バスは、Lazzi社を利用する。例のSita社とは違って、切符売りの人も運転手も愛想がいい。フィレンツェの駅前から30分程の道のり。皇帝の城が見えてきたところで、バスを降りた。
皇帝の城と呼ばれるこの城は、皇帝フリードリッヒ2世が建てたもの。
北イタリアで彼の建造物が見られるのは珍しく、さっそく観に行ったのだが、中に入って拍子抜けしてしまった。外から見るとなかなか立派な城。でも中は空っぽ。屋根はなく、演劇や映画の屋外上映のスペースとして使われているようだった。
城のすぐ傍には、丸い屋根が乗っかったサンタ・マリア・デッレ・カルチェリ教会が建っている。かわいらしくも、落ち着いた雰囲気の建物。ルネッサンス期のもので、やはり、当時の人々のセンスの良さに感心させられる。
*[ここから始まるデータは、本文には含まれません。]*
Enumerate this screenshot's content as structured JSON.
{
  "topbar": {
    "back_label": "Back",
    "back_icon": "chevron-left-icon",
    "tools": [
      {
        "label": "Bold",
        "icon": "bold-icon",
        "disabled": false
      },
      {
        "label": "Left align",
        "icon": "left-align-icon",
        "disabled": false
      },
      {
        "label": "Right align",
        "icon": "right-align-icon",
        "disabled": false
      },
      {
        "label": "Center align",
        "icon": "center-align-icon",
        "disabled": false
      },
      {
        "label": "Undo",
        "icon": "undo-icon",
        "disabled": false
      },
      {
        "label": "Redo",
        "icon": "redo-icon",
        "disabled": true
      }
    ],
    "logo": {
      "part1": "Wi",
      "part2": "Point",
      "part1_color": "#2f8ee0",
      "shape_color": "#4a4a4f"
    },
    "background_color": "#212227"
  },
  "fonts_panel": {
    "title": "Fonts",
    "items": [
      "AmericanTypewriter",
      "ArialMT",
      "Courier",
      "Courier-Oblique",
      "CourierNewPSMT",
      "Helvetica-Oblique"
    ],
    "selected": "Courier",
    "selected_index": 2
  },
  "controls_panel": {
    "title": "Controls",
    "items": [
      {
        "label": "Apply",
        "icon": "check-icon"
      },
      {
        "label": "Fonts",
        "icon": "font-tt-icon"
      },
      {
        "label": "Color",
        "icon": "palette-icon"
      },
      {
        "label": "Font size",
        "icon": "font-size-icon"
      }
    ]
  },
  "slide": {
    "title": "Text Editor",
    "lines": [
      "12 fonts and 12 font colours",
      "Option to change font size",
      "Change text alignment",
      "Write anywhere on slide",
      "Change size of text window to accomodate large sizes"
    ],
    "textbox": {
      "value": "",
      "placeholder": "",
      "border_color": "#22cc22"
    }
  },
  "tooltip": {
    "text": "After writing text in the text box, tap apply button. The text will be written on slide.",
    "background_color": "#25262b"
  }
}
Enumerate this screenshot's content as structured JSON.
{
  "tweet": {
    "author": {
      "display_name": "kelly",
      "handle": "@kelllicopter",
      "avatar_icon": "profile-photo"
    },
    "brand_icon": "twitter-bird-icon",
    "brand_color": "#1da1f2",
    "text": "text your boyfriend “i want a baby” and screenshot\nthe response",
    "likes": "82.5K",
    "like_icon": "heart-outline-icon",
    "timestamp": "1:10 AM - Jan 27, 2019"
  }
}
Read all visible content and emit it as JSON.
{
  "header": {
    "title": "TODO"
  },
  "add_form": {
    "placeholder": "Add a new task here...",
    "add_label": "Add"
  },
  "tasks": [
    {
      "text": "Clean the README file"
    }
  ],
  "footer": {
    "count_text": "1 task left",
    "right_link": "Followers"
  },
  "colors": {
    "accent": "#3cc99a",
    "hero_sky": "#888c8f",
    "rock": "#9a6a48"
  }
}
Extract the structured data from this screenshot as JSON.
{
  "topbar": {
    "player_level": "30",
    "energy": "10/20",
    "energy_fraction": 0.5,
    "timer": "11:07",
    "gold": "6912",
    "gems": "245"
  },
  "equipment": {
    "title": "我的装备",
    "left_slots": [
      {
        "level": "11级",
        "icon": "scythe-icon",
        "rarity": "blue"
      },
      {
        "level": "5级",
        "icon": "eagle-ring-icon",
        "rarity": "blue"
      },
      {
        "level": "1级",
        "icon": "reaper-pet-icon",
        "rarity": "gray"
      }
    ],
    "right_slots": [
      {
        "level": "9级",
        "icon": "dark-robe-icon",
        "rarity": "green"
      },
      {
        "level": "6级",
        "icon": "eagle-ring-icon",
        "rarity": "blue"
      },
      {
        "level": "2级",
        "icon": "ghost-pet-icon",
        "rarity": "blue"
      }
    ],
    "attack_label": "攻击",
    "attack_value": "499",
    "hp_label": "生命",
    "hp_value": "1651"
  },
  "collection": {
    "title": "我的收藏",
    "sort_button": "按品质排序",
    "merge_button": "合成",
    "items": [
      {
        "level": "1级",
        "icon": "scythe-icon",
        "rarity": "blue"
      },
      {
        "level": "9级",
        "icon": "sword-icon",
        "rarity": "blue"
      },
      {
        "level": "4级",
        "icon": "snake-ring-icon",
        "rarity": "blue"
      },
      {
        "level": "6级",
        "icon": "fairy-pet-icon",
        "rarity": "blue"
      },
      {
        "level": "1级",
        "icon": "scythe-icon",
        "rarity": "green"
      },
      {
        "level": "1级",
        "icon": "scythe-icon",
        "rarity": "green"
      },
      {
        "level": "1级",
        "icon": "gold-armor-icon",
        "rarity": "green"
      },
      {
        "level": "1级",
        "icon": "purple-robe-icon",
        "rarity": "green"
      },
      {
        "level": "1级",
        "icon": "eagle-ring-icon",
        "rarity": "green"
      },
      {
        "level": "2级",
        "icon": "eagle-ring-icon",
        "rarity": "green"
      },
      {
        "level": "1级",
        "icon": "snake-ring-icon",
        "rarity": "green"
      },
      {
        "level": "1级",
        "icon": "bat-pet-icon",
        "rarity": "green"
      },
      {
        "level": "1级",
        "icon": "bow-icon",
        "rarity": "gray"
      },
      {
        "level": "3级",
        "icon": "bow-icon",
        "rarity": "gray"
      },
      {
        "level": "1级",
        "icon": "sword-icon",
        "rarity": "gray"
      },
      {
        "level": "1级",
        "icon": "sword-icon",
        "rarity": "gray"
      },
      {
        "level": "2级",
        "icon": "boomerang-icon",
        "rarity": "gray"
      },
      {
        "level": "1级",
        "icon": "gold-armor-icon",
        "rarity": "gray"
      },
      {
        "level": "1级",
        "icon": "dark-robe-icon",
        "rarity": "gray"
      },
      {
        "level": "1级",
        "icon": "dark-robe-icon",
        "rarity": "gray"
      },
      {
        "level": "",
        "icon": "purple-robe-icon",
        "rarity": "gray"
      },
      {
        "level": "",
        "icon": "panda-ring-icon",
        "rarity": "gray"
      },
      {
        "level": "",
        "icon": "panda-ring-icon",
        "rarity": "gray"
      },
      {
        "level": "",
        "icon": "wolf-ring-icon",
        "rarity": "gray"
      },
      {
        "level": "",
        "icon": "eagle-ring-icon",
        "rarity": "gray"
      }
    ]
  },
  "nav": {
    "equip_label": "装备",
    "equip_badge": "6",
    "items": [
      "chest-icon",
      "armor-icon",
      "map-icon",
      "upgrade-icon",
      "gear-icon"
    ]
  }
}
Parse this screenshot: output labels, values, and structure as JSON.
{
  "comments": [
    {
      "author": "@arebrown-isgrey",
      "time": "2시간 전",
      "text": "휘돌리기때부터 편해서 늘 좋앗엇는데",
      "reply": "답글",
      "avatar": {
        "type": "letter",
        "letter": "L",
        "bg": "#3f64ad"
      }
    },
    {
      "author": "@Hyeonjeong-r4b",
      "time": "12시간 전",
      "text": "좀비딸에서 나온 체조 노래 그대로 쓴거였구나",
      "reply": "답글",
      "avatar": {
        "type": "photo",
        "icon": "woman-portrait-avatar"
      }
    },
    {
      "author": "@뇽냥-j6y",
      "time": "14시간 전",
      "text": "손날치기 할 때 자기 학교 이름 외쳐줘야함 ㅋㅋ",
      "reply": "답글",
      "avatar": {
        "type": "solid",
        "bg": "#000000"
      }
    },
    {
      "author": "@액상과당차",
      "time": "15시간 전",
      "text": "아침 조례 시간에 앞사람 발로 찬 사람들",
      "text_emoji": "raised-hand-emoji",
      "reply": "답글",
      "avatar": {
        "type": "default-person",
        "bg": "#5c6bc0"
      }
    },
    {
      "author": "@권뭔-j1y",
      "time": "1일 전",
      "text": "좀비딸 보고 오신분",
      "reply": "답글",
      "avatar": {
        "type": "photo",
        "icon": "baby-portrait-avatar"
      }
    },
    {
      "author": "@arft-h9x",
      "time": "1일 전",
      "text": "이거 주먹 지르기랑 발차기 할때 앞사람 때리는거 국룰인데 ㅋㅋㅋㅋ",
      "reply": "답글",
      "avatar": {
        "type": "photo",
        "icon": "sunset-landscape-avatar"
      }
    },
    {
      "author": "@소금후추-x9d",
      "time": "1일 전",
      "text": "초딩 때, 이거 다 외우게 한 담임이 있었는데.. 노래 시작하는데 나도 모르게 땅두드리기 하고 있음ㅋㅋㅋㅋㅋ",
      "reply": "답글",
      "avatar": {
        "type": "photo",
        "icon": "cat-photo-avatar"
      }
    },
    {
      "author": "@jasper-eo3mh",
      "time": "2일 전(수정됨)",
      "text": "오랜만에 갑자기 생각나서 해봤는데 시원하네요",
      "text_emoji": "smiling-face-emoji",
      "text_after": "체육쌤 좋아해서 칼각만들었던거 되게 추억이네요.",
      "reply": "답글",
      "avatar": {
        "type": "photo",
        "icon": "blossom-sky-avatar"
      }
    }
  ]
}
サンタ・マリア・デッレ・カルチェリ教会 さて、プラートという街は、マキャベッリ・ツアーとはあまり関係がない。ただ、マキャベッリが政庁書記の職を追われたきっかけは、1512年のプラートでの攻防戦だった。スペイン軍によるプラート攻撃におそれをなしたフィレンツェ政庁が、メディチ家の復帰を認め、ソデリーニ共和政権は崩壊することになった。マキャベッリは、当時の政庁指導者たちの優柔不断さを嘆いている。事前にメディチ派を押さ込む手立てを打っていれば、そうはならなかったと言う。
フィレンツェ市民が恐怖につつまれたというプラート陥落。いや、大した出来事でもなかったと言うマキャベッリ。
ややこじつけの感もあるが、実際に出かけてプラートとフィレンツェとの距離感をつかみ、街の城壁などを見ておきたいと思った。

プラートの街中 とは言え、美しい城と教会があって、小ぎれいな街並みの残る街。そんな昔の戦争の記憶などあるわけがない。マキャベッリ・ツアーはとりあえず忘れて、美術鑑賞に力を入れる。
プラートは、ルネッサンスの巨匠であるリッピ親子(フィリッポ・リッピ、フィリッピーノ・リッピ)ゆかりの街でもある。ドゥオーモ付属美術館と、サン・ドメニコ教会の傍の美術館(移転した市立美術館だと思う)で、これまた数々の名画を観ることになった。
ここのドゥオーモ付属美術館は、作品が充実しているだけでなく、雰囲気もいい。というのは、整理や修復がまだ作業中のためか、何となく雑然としているところがあって、それが心地よかったのである。硝子のはまったような、きちんとしたチケット売場もなく、中に入ると作業用の工具や塗料缶が散らばっている。いかにも田舎の美術館風で、手作りの感じがある。それでも、見せつけられる美術品は超一級品ばかり。中を行ったり来たりしながら、かなりの時間を過ごした。

フィレンツェに戻ってからは、ひたすらお土産探し。
それで、最後まで買うべきか迷ったのが、フィオリーノ金貨のレプリカ。この金貨は、まさにマキャベッリが生きていた時代に流通していた通貨で、フィレンツェ黄金時代の象徴でもある。一応金製ながら、レプリカであるためそんなに高くはない。1万円程度のものが売られていた。財布の中もその程度の余りのリラがあったため、マキャベッリ・ツアーの記念に、一枚買おうかと思った。
しかし、冷静に考えてみると、全く実用性なしの代物である。資産価値としてはあまり評価できない。部屋に飾るには小さすぎる。誰かに見せて自慢するにはマイナー過ぎる。…なんて悩んでいたら、ある店先にフィオリーノ金貨が山積みされていた。見れば、一枚200リラ(約15円)。金貨チョコレートより安い!
で、買いました。材質不明の金属に金色が塗ってあるフィオリーノ金貨もどき。
ちなみに、その店の名は”レオナルドの工房”。マキャベッリの生家のほとんど目の前にある。あの天才の工房を標榜するお土産店であった。

ニセ金貨 かくして、私のマキャベッリ・ツアーは、ニセ金貨の購入をもって最後となった。
今、この金貨は、金貨チョコレートのように食べられることもなく、大判・小判のように額縁に入れられることもなく、私の机の上にゴミと一緒に散らばっている。